Harry Truman and Herbert Hoover: An Unlikely Friendship
In 1945, as World War II struggled towards its eventual close, a fateful Oval Office meeting between Herbert Hoover and Harry Truman over Europe’s fate sparked what became not only an effective professional relationship, but a deeply personal one as well, despite their vast partisan differences. “Yours has been a friendship which has reached deeper into my life than you know,” Hoover once wrote of Truman, a sentiment often reciprocated by the latter president.

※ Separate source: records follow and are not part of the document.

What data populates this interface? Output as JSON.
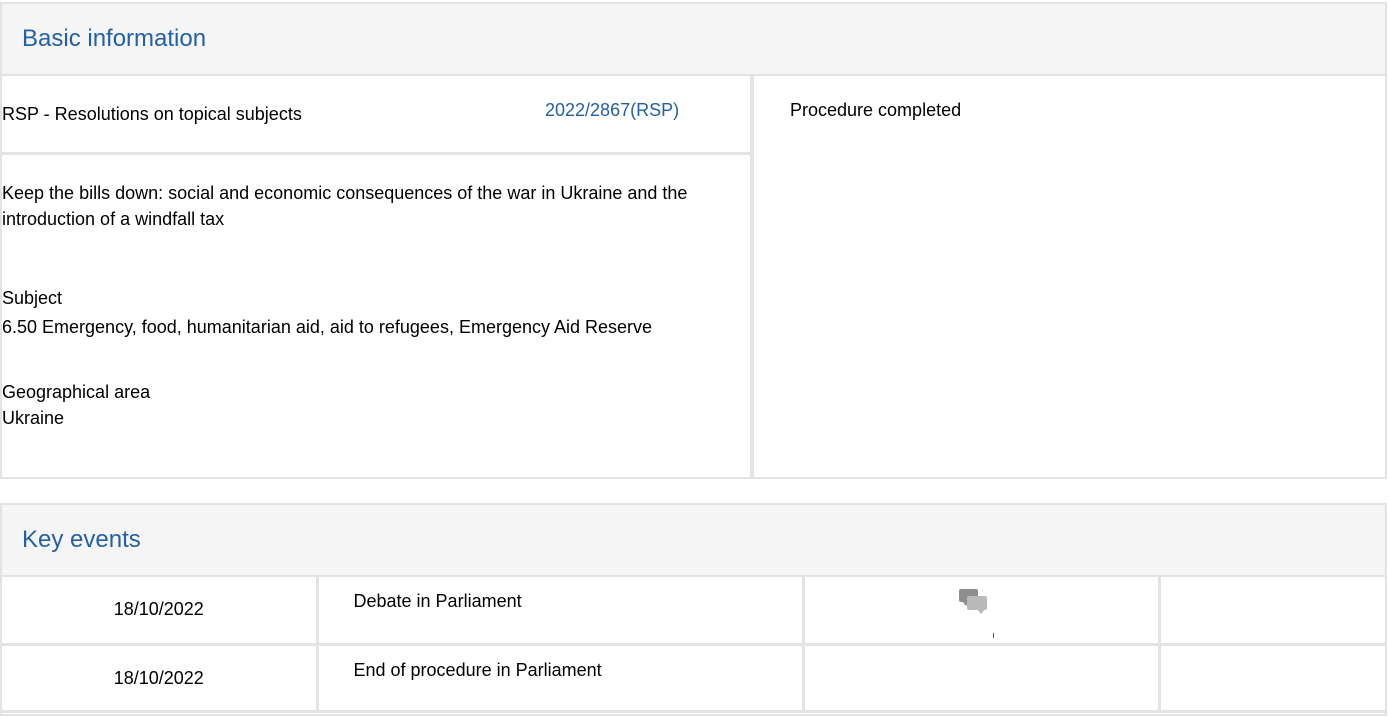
{
  "basic_information": {
    "header": "Basic information",
    "procedure_type": "RSP - Resolutions on topical subjects",
    "procedure_reference": "2022/2867(RSP)",
    "title": "Keep the bills down: social and economic consequences of the war in Ukraine and the introduction of a windfall tax",
    "subject_label": "Subject",
    "subject_value": "6.50 Emergency, food, humanitarian aid, aid to refugees, Emergency Aid Reserve",
    "geo_label": "Geographical area",
    "geo_value": "Ukraine",
    "status": "Procedure completed"
  },
  "key_events": {
    "header": "Key events",
    "rows": [
      {
        "date": "18/10/2022",
        "event": "Debate in Parliament",
        "icon": "debate-chat-icon"
      },
      {
        "date": "18/10/2022",
        "event": "End of procedure in Parliament",
        "icon": ""
      }
    ]
  },
  "colors": {
    "accent": "#2460a7",
    "border": "#e3e3e3",
    "header_bg": "#f5f5f5"
  }
}
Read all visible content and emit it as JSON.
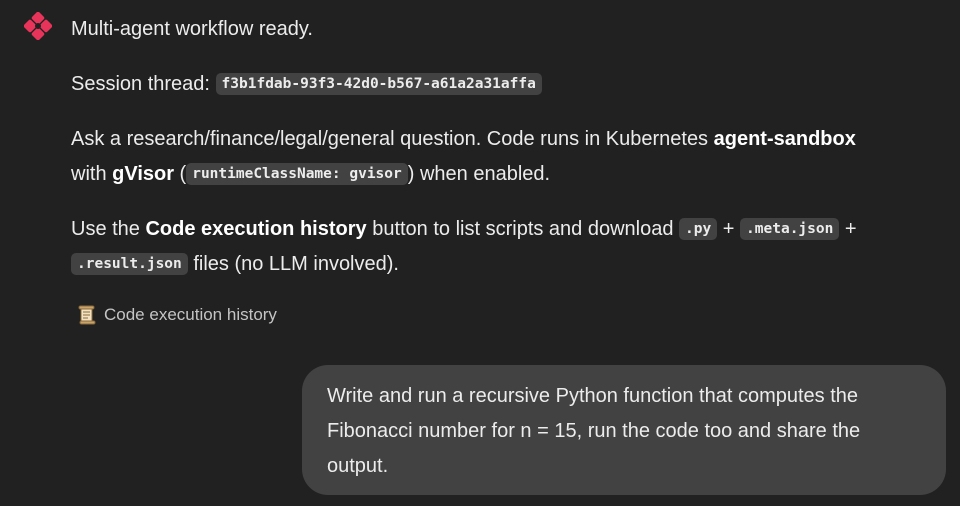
{
  "assistant": {
    "avatar_icon": "agent-logo-icon",
    "accent_color": "#e8345a",
    "ready_text": "Multi-agent workflow ready.",
    "session_label": "Session thread:",
    "session_id": "f3b1fdab-93f3-42d0-b567-a61a2a31affa",
    "ask_intro": "Ask a research/finance/legal/general question. Code runs in Kubernetes ",
    "ask_sandbox": "agent-sandbox",
    "ask_with": "with ",
    "ask_gvisor": "gVisor",
    "ask_paren_open": " (",
    "ask_runtime_code": "runtimeClassName: gvisor",
    "ask_tail": ") when enabled.",
    "use_the": "Use the ",
    "use_history_name": "Code execution history",
    "use_middle": " button to list scripts and download ",
    "use_py": ".py",
    "use_plus1": " + ",
    "use_meta": ".meta.json",
    "use_plus2": " + ",
    "use_result": ".result.json",
    "use_tail": " files (no LLM involved).",
    "history_button_icon": "scroll-icon",
    "history_button_label": "Code execution history"
  },
  "user": {
    "message": "Write and run a recursive Python function that computes the Fibonacci number for n = 15, run the code too and share the output."
  }
}
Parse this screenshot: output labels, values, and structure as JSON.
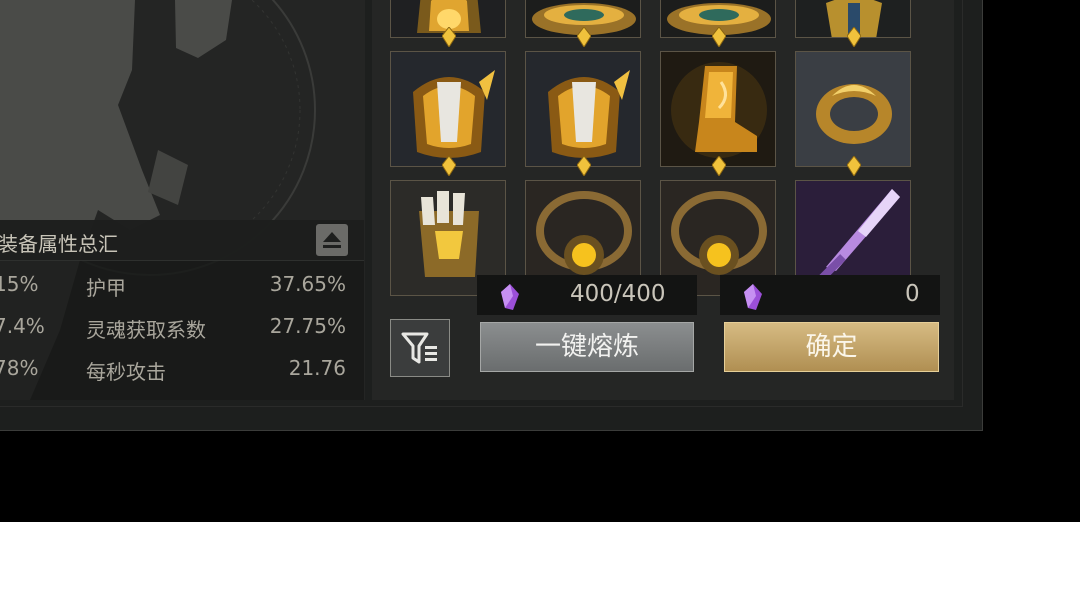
{
  "stats_panel": {
    "title": "装备属性总汇",
    "collapse_icon": "eject-icon",
    "rows": [
      {
        "left_value": "15%",
        "name": "护甲",
        "value": "37.65%"
      },
      {
        "left_value": "7.4%",
        "name": "灵魂获取系数",
        "value": "27.75%"
      },
      {
        "left_value": "78%",
        "name": "每秒攻击",
        "value": "21.76"
      }
    ]
  },
  "inventory": {
    "rows": [
      [
        "helmet-icon",
        "hat-icon",
        "hat-icon",
        "armor-icon"
      ],
      [
        "pauldron-icon",
        "pauldron-icon",
        "boot-icon",
        "ring-icon"
      ],
      [
        "gauntlet-icon",
        "necklace-icon",
        "necklace-icon",
        "sword-icon"
      ]
    ]
  },
  "resources": {
    "crystal_icon": "purple-crystal-icon",
    "capacity": "400/400",
    "amount": "0"
  },
  "buttons": {
    "filter_icon": "filter-icon",
    "smelt": "一键熔炼",
    "confirm": "确定"
  },
  "colors": {
    "gold": "#e8b23a",
    "confirm_button": "#c8a86b",
    "smelt_button": "#7c7f80",
    "crystal": "#9b4fd8"
  }
}
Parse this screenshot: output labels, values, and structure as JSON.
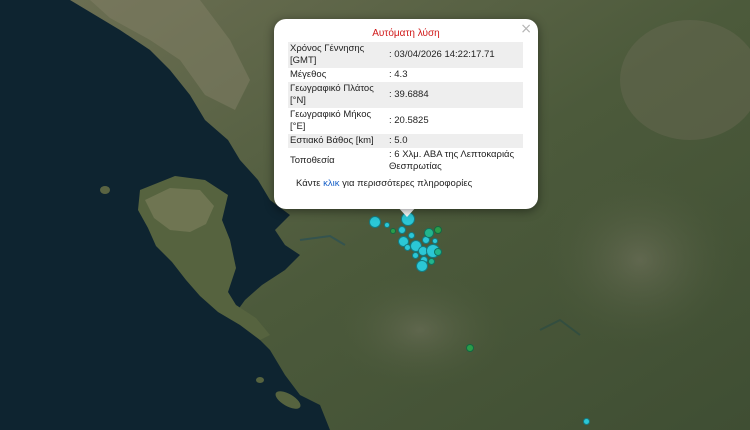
{
  "popup": {
    "title": "Αυτόματη λύση",
    "close_symbol": "×",
    "rows": [
      {
        "label": "Χρόνος Γέννησης [GMT]",
        "value": ": 03/04/2026 14:22:17.71"
      },
      {
        "label": "Μέγεθος",
        "value": ": 4.3"
      },
      {
        "label": "Γεωγραφικό Πλάτος [°N]",
        "value": ": 39.6884"
      },
      {
        "label": "Γεωγραφικό Μήκος [°E]",
        "value": ": 20.5825"
      },
      {
        "label": "Εστιακό Βάθος [km]",
        "value": ": 5.0"
      },
      {
        "label": "Τοποθεσία",
        "value": ": 6 Χλμ. ΑΒΑ της Λεπτοκαριάς Θεσπρωτίας"
      }
    ],
    "more_prefix": "Κάντε",
    "more_link": "κλικ",
    "more_suffix": "για περισσότερες πληροφορίες"
  },
  "colors": {
    "sea": "#0e2430",
    "land": "#4d5a3e",
    "popup_title": "#d01818",
    "link": "#1a62c8",
    "quake_recent": "#2bc7d6",
    "quake_older": "#2a9d4a"
  }
}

It all began towards the close of World War II in 1945, just over a month into Truman’s administration. Hoover had effectively exiled himself from public service since his landslide loss to FDR in the election of 1932. Before occupying the oval office himself, Hoover had twice risen to political prominence: First as a self-made millionaire in the mining industry, and again as a humanitarian organizer whose efforts in healing war-torn Europe earned him international renown. Capitalizing on his surging popularity, “the great engineer” handily won the presidency as a Republican in 1928, only to become the target of nationwide scorn after the stock market crashed just under a year later (hitchhikers in 1932 often successfully acquired rides simply by holding up signs which read “Give me a lift or I’ll vote for Hoover!”). After his victory, Roosevelt was quick to distance himself from his increasingly-disliked predecessor and, fearing that his political career was over, Hoover eventually retreated to a private life in California.
Recalling Hoover’s stellar performance in distributing nourishment and supplies to starving European families ravaged by the first World War, Truman decided to enlist the ex-president’s aid in rebuilding the continent after the second, writing in an invitational letter, “I would be most happy to talk over the European food situation with you… Also it would be a pleasure for me to become acquainted with you.” On May 28, 1945, the two met in the White House—marking the first time Hoover had entered the building in 12 years—to discuss famine relief. Impressed by his humanitarian credentials and fervor, Truman later appointed Hoover honorary chairman of the Famine Emergency Committee, a role which sent him across the globe to procure rations for the needy and homeless.
Truman also secured Hoover’s legacy by helping to officially give the Hoover Dam its current name in honor of the president who had played a vital role in its construction (previously, it’d been dubbed the Boulder Dam).
But apart from simply working well together, the two developed a sincere friendship over the years, one that lasted until Hoover’s death in 1964. In fact, the last words ever known to have been written by Hoover were sent to Truman via telegram on October 14, 1964, after the former learned Truman had slipped in his bathroom and fractured two ribs. The message read: “Bathtubs are a menace to ex-presidents for as you may recall a bathtub rose up and fractured my vertebrae when I was in Venezuela on your world famine mission in 1946. My warmest sympathy and best wishes for your recovery.”